When you live at home with mom and dad, they get to tell you how to live. When a company pays you for work, they generally get to tell you what to do when you're there -- and in some cases -- what to do when you are not there.
Despite all the talk about health decisions being made by doctors and patients -- when government runs health care -- let's be honest -- government will get to make the decisions.
And so, with the economy slumping and more programs to be funded than money, government would presumably make strategic choices regarding where to find savings. Some have suggested this may mean that the old or feeble would be less likely to receive expensive operations and procedures. After all, the logic goes: why put new wine in old wineskins?

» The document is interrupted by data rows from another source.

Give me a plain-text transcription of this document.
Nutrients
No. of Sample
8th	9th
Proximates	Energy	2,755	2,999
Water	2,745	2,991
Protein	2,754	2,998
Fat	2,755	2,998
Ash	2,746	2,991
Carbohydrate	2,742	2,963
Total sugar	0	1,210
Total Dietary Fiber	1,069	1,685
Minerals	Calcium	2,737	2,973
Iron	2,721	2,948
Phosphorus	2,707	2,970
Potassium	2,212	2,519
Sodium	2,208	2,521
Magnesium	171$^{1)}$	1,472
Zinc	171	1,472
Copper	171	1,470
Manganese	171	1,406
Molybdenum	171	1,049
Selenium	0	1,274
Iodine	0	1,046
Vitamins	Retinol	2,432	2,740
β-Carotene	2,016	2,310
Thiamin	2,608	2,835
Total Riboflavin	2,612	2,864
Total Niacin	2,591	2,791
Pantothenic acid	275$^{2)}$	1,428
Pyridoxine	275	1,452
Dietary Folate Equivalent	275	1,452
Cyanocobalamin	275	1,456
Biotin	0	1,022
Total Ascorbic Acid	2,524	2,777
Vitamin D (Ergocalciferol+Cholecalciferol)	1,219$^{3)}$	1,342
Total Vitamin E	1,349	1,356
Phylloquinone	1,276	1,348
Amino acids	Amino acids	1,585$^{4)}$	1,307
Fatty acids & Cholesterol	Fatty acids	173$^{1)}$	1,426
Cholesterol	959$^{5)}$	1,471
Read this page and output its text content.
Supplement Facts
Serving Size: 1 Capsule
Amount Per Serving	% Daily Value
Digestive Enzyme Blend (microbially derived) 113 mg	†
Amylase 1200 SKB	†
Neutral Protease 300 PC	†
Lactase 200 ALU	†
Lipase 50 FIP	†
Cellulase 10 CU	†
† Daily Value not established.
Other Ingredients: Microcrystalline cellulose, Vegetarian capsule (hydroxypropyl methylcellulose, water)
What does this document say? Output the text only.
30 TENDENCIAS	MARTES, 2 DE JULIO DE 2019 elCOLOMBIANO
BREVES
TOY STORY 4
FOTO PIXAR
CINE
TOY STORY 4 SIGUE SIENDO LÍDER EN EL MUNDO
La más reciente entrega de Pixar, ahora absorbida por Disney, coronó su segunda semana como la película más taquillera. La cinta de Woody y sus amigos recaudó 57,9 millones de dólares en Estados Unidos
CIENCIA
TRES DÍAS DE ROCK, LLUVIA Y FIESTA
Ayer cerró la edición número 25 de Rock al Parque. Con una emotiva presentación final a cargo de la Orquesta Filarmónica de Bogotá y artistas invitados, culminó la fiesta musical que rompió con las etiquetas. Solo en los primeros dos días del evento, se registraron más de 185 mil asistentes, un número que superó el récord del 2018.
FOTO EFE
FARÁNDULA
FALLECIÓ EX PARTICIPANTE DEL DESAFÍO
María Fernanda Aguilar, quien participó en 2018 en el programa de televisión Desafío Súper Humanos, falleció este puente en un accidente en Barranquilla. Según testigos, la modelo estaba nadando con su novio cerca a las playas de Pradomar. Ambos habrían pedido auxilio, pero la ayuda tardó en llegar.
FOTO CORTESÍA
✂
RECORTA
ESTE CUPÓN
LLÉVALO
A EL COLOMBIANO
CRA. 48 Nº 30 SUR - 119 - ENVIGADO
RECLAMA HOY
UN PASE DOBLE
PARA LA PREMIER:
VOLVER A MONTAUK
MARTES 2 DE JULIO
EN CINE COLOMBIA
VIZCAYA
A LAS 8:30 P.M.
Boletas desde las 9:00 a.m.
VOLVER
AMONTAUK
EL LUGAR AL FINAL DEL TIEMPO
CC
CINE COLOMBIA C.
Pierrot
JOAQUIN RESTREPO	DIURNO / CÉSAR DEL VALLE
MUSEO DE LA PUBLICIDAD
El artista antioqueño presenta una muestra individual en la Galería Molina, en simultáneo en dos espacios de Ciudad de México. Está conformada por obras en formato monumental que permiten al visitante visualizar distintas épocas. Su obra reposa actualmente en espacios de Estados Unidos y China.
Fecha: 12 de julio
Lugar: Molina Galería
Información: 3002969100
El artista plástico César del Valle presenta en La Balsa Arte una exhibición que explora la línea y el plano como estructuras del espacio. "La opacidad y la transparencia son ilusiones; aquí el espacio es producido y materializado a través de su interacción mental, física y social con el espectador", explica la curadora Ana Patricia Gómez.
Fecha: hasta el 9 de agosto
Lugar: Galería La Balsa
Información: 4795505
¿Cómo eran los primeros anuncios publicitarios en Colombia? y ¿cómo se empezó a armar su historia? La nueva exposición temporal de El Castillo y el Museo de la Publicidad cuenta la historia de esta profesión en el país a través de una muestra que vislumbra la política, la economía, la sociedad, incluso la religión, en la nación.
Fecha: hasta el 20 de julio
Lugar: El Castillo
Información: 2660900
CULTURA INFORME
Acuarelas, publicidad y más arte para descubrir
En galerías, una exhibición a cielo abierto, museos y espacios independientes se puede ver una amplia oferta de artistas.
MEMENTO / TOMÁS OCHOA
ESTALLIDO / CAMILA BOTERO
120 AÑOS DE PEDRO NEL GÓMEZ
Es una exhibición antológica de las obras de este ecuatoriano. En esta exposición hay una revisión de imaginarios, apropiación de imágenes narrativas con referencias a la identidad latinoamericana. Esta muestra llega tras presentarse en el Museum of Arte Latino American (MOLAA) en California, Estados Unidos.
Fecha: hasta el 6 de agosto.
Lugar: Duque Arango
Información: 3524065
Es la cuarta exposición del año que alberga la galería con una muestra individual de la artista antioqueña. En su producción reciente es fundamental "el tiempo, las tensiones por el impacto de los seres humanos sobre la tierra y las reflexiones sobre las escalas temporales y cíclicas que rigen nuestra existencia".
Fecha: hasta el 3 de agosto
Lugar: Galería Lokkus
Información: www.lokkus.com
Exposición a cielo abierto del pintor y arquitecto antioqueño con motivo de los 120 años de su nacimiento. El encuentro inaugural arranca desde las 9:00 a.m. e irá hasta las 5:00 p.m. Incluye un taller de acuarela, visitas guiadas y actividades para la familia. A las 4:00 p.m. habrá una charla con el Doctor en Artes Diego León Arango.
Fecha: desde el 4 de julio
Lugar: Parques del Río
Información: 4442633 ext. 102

President Obama recently alluded to this when -- regarding a question about a 100 year old lady getting a pacemaker -- he said: "Maybe you're better off not having the surgery, but taking the pain killer."
Sarah Palin's controversial comments about a "death panel" were unfortunate, inasmuch as they probably did more harm than good to the cause she was advocating. I cannot find any "death panel" mentioned in any of the proposed health care bills, and so her rhetoric sounds extreme. Instead, what I can find is that we are in grave danger of creating a system in which the logical conclusion would be government rationing of care.
It's also fair -- and honest -- to say that there are, in fact, top scientists advocating that the government pick an choose health care winners and losers.
As I noted a while ago, in his appropriately titled column, 'Why We Must Ration Health Care,' noted bioethecist Peter Singer recently wrote,
"The death of a teenager is a greater tragedy than the death of an 85-year-old, and this should be reflected in our priorities."
While Singer is fortunately not advising the White House, Doctor Ezekiel Emanuel, is. Ezekiel, of course, is the brother of powerful White House Chief of Staff Rahm Emanuel. He is also Health Policy Advisor for the Office of Management and Budget (OMB).
As The New York Post recently wrote of Dr. Emanuel,
Savings, he writes, will require changing how doctors think about their patients: Doctors take the Hippocratic Oath too seriously, "as an imperative to do everything for the patient regardless of the cost or effects on others" (Journal of the American Medical Association, June 18, 2008).
Yes, that's what patients want their doctors to do. But Emanuel wants doctors to look beyond the needs of their patients and consider social justice, such as whether the money could be better spent on somebody else.
Many doctors are horrified by this notion; they'll tell you that a doctor's job is to achieve social justice one patient at a time.
Emanuel, however, believes that "communitarianism" should guide decisions on who gets care. He says medical care should be reserved for the non-disabled, not given to those "who are irreversibly prevented from being or becoming participating citizens . . . An obvious example is not guaranteeing health services to patients with dementia" (Hastings Center Report, Nov.-Dec. '96).
Translation: Don't give much care to a grandmother with Parkinson's or a child with cerebral palsy.
So while Sarah Palin's comments probably struck the average person as having come out of nowhere, those who mock the notion that government could -- and would -- eventually ration health care are either being intellectually dishonest -- or are simply not paying attention.